Mengapa berkata benar terasa begitu berat? Mungkin karena, seperti kata Søren Kierkegaard, “Kebenaran selalu membawa penderitaan.”
Berkata benar menuntut kita menghadapi ketidaknyamanan seperti mengakui kesalahan, menolak keuntungan instan, atau menghadapi konsekuensi sosial. Di DPR, misalnya, seorang anggota dewan yang melaporkan praktik korupsi mungkin diasingkan oleh koleganya.
Di ruang sidang, saksi yang jujur bisa menghadapi ancaman. Pada 2023, kasus penganiayaan terhadap jurnalis di Sulawesi Selatan karena mengungkap korupsi lokal menjadi bukti bahwa kebenaran sering dibayar mahal.
Namun, susah bukan berarti mustahil. Berkata benar dimulai dari keberanian kecil di rumah. Ketika telepon berdering dan kita sedang asyik scrolling X, alih-alih meminta anak berkata, “Bapak tidak ada,” kita bisa mengangkat telepon dan berkata jujur, “Maaf, saya sedang sibuk, boleh hubungi nanti?”

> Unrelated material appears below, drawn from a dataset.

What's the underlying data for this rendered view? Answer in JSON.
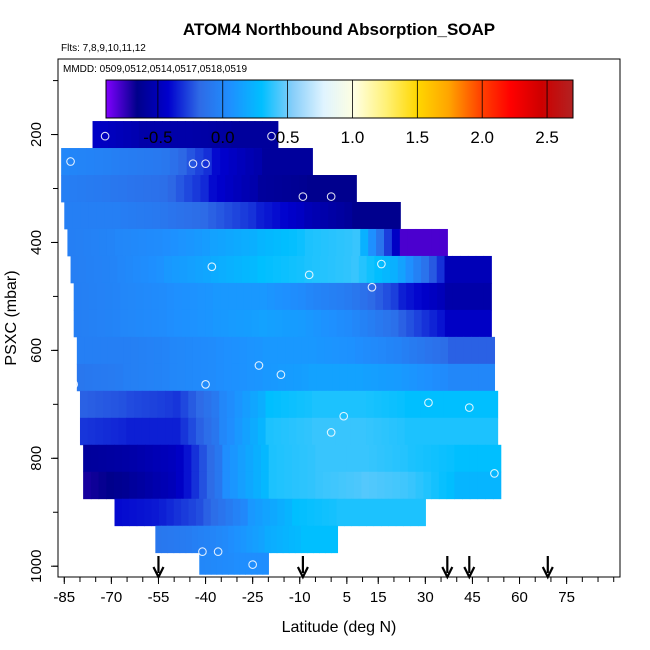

Kejujuran ini, meski sederhana, adalah investasi moral. Seperti yang dikatakan filsuf Stoa, Marcus Aurelius, “Jika itu bukan benar, jangan katakan. Jika itu bukan tepat, jangan lakukan.” Kejujuran di rumah menciptakan riak kebaikan yang menyebar ke lingkungan kerja, masyarakat, hingga negara.
Menuju kebenaran yang membebaskan
Berkata benar bukanlah jalan menuju kekayaan instan, tetapi jalan menuju kebebasan batin. Melawan korupsi, misalnya, dimulai dari laporan yang jujur, meski hanya dihargai dengan “terima kasih.”
Pada 2022, seorang whistleblower di Kementerian Keuangan melaporkan penyimpangan anggaran, yang mengarah pada pengusutan kasus korupsi senilai miliaran rupiah.
Tindakan ini tidak membuatnya kaya, tetapi menyelamatkan keuangan negara dan mengembalikan secercah kepercayaan publik.
Bagi politisi, berkata benar mungkin berisiko kehilangan kursi kekuasaan, tetapi ia membangun warisan yang abadi. Bayangkan jika laporan keuangan partai politik di Indonesia diaudit secara transparan, seperti yang dianjurkan oleh KPK pada 2024, alih-alih dimanipulasi untuk kepentingan kampanye.
Kebenaran seperti ini mungkin tidak populer, tetapi ia adalah fondasi keadilan. Berkata benar adalah pemberontakan senyap. Ia menuntut kita menatap cermin jiwa, membersihkan debu kepalsuan, dan berjalan dengan kepala tegak.